Luky Alfirman menyoroti bahwa penurunan proyeksi pertumbuhan ekonomi oleh IMF tidak hanya menimpa Indonesia, tetapi juga berdampak luas pada negara-negara besar seperti Amerika Serikat dan China. Penurunan ini disebabkan oleh ketegangan perdagangan internasional yang mengganggu stabilitas pasar global. Menurut Luky, dampak dari pelemahan ini akan dirasakan terlebih dahulu di sektor keuangan melalui melemahnya nilai tukar, perlambatan pasar saham, dan kinerja Surat Berharga Negara.
Pelemahan sektor keuangan akhirnya akan berlanjut ke sektor riil, yang berdampak langsung pada penciptaan lapangan kerja serta indikator pembangunan seperti tingkat kemiskinan.
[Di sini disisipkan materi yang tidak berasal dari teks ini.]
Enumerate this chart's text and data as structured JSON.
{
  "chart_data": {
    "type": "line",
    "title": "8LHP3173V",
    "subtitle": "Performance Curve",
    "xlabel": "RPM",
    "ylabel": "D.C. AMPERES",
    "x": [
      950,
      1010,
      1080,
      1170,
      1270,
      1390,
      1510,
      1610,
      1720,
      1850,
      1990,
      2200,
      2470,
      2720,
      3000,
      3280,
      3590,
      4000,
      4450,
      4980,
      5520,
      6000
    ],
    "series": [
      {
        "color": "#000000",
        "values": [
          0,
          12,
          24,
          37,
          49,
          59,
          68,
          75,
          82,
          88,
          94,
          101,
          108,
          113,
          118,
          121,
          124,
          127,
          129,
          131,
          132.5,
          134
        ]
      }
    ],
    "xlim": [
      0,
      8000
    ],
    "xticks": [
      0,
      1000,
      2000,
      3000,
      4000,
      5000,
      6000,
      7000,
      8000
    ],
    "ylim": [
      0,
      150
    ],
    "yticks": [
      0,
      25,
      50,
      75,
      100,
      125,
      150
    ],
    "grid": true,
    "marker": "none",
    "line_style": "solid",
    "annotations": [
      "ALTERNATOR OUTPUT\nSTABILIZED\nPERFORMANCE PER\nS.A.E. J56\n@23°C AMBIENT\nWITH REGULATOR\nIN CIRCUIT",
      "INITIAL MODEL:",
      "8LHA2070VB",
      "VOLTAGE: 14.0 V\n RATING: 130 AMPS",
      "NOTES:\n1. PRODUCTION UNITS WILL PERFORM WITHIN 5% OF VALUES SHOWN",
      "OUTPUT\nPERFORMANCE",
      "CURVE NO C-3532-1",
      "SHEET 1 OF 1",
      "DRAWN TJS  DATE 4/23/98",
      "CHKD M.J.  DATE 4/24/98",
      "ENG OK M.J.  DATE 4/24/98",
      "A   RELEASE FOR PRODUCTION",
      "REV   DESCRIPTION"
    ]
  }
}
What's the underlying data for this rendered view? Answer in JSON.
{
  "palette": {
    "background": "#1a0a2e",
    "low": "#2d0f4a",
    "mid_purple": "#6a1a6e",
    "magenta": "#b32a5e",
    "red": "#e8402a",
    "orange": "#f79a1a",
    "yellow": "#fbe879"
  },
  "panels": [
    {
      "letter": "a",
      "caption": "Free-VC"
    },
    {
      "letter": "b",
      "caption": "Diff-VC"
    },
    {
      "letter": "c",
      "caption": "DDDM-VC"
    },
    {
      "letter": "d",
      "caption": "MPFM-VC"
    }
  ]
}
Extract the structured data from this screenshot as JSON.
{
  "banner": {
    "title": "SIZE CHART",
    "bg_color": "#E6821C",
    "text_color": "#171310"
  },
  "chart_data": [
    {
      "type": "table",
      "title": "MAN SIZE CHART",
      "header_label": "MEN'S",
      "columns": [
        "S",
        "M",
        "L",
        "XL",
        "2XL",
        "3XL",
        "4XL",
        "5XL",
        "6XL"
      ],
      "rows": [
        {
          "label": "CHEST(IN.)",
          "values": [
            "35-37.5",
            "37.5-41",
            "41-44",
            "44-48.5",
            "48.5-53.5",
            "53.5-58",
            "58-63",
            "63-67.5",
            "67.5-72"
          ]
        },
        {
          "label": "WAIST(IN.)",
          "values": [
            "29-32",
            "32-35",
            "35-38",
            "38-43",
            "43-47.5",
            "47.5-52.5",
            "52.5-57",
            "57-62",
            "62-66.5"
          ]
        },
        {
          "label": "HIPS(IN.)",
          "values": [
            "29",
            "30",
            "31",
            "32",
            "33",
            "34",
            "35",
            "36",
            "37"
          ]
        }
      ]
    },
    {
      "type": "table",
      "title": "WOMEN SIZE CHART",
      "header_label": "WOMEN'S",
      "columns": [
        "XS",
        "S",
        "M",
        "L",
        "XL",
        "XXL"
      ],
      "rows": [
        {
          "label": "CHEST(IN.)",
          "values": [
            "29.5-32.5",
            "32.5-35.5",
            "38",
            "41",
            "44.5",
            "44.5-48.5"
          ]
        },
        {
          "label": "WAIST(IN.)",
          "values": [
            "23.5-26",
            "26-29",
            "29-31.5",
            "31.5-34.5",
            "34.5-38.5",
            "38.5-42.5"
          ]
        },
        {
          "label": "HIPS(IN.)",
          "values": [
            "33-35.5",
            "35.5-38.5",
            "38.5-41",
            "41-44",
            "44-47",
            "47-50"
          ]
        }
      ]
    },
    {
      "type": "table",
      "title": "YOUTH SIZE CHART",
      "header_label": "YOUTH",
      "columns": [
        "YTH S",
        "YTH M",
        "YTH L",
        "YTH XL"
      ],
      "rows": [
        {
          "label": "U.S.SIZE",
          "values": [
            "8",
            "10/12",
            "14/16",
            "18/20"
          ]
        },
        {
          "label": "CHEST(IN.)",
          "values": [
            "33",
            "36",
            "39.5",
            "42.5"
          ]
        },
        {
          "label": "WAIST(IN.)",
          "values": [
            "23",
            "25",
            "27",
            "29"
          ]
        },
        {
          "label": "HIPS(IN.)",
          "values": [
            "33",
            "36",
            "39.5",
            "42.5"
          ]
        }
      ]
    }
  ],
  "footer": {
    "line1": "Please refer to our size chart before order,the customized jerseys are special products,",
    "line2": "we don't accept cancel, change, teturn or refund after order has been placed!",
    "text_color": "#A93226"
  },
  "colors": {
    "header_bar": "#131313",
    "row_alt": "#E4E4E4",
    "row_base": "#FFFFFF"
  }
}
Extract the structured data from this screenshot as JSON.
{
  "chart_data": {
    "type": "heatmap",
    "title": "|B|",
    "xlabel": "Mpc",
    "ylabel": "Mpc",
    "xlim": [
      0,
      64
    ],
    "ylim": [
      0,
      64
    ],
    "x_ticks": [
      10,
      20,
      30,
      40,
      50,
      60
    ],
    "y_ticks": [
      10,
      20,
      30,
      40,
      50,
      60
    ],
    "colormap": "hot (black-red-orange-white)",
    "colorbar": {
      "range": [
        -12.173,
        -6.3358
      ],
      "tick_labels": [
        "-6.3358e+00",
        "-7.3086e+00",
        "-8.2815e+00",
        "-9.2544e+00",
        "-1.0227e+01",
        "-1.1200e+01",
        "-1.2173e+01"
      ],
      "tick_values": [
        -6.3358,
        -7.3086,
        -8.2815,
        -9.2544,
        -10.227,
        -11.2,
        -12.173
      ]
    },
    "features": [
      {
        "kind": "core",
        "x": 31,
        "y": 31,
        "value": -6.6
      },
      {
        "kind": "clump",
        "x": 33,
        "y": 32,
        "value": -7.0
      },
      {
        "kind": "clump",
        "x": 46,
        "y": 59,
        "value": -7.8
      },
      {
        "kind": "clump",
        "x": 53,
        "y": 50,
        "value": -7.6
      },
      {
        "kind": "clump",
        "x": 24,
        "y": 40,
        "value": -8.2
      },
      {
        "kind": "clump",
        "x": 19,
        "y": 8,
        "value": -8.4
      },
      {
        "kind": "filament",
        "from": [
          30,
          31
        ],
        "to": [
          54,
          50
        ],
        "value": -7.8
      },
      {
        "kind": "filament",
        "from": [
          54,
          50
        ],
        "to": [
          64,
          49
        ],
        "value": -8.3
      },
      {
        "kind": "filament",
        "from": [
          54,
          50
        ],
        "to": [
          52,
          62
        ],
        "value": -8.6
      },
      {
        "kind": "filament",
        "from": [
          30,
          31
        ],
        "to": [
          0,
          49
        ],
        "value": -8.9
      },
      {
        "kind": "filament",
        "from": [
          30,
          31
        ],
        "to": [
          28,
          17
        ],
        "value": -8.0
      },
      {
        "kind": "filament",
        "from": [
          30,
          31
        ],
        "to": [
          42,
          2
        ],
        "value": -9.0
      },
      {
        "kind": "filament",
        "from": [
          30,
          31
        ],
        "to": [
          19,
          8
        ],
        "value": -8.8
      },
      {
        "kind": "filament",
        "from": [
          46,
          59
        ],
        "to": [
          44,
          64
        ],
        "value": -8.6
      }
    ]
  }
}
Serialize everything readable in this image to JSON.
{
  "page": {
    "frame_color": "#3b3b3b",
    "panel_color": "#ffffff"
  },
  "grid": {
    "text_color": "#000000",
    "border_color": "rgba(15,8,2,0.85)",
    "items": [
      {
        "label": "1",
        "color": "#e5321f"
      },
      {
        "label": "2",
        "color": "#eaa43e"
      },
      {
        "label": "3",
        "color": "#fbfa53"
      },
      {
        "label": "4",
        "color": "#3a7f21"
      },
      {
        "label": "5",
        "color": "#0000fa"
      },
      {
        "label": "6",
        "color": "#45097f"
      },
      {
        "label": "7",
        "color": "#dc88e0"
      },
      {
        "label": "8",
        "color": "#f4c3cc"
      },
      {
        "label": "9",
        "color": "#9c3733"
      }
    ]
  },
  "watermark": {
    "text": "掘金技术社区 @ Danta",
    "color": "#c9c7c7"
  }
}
Untuk menghadapi tantangan ini, Luky menekankan perlunya APBN dan APBD sebagai alat penyerap guncangan ekonomi. Belajar dari krisis-krisis masa lalu, termasuk pandemi COVID-19, instrumen fiskal harus dimanfaatkan secara efektif untuk meredam dampak negatif dari fluktuasi ekonomi global. Dengan demikian, Indonesia dapat tetap menjaga stabilitas dan terus menuju pencapaian target pertumbuhan jangka panjang.